You mentioned that the t shirts are silk and cashmere?

Yes, all of the pieces are cashmere and silk made in Italy the chunkier pieces are 100% lambswool also made in Italy, and are you familiar with the Constance Circle?

I looked it up briefly can you explain more, it’s a buyback program, right?

We are designing we are conscious of their materials the styles and how if we get it returned how can we recycle it. If you buy a piece, we allow you to return it in any condition and at any time in 10 years we will either put it in our Constance Circle collection, or we will recycle it. So the idea’s long-term goal is to be fully sustainable. Hopefully one day we can use all of our own recycled yarn. It will be years from now because right now we have to sell and then buy back. That is the idea and mission for the brand. There is just so much waste, because of the process. The system is just set up that way and it is hard to change the way you are already working. Now as a new brand you have the opportunity to just start.

Do you feel that fits in with this whole cottage core home I’m for lunch where concept as well, everything looks so comfortable?

It is one thing that I am trying to keep in mind during designing. You can wear it more casually or more dressed up and you can layer everything. The material is very nice to the skin. Everything can just be layered together.

Did you come up with these color combinations, it is very now. The turmeric orange, the taupe feeling, I feel like it is a very all across the board thing.

Thank you, I don’t even remember what the first inspiration was. I started to think about this a while back I was collaborating with this pastry chef who makes dessert installations. Her name is Amy Yip, her company is Yip Studios. She makes beautiful things. I picked the colors it went with both of our concepts. We had the inspiration of dried grapefruits and stones, more earthy tones. Another part of sustainability is some of the colors we did not have full control over because we were using limited run fabrics and worked with what we had. Which I kind of like working like that because you cannot plan everything do you have limitations. It’s another part of knitwear, you can’t do anything. With cut and sew you can just construct it however you want. Knitwear you need to calculate, “is it possible to achieve this shape?” It’s a challenge I really like.

The colors of great it’s like a neutral deliciousness, milk latte, grapefruit, cookie.

It’s been a journey. Another thing I wanted to mention is that this is our starting collection and moving forward we also like to keep in mind that its not seasonal. So this collection will be the one that will run over time. We will design into this collection and then we will restyle the pieces with a campaign shoot to give it new life, but try not to ever let the pieces go to sale or be put into a storage, because “Now it is out of season.” Hopefully we can make an organic transformation.

I think a lot of it has to do with reeducating the consumer.
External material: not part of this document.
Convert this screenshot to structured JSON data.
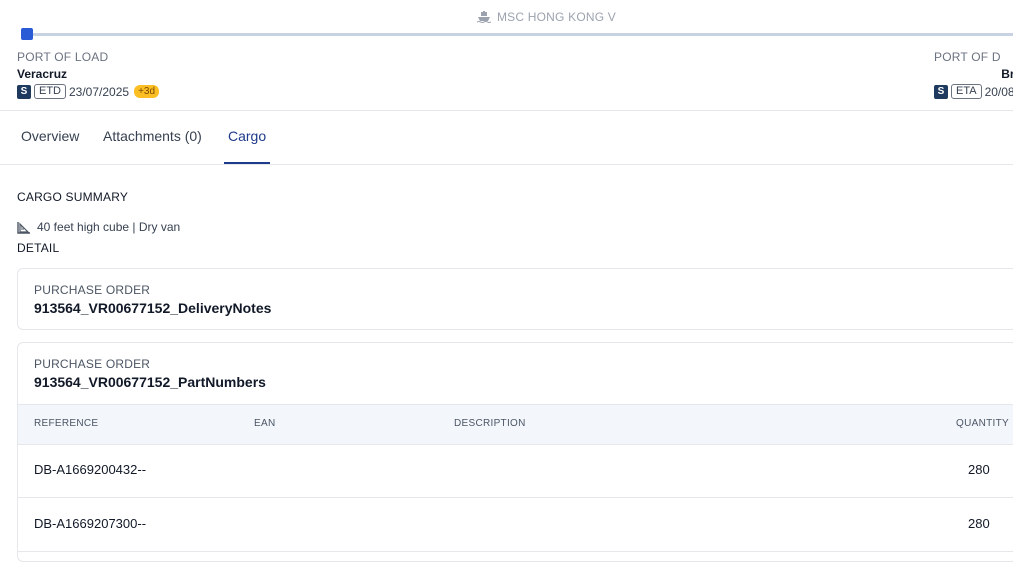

I’m a total fashion victim, but my wardrobe is split up between things that are quite extreme with other pieces I’ve had for over a decade. It’s training clients to realize that these are products that will last forever. Though that terminology tends to get so cliché. Like this is a perfect knitted tank to be worn at any age and forever.

Yes and I think, that we can buy so much, because of fast fashion, mass production, and all of that. It’s so available and we like having new things. Not needing those adds to the huge waste and environmental damage is done. It is the responsibility of the companies to educate or offer a change to the customer. It’s a lot to ask for the general public to just change their behavior and start spending more money.

The colors of great it’s like a neutral deliciousness, milk latte, grapefruit, cookie.

It’s been a journey. Another thing I wanted to mention is that this is our starting collection and moving forward we also like to keep in mind that its not seasonal. So this collection will be the one that will run over time. We will design into this collection and then we will restyle the pieces with a campaign shoot to give it new life, but try not to ever let the pieces go to sale or be put into a storage, because “Now it is out of season.” Hopefully we can make an organic transformation.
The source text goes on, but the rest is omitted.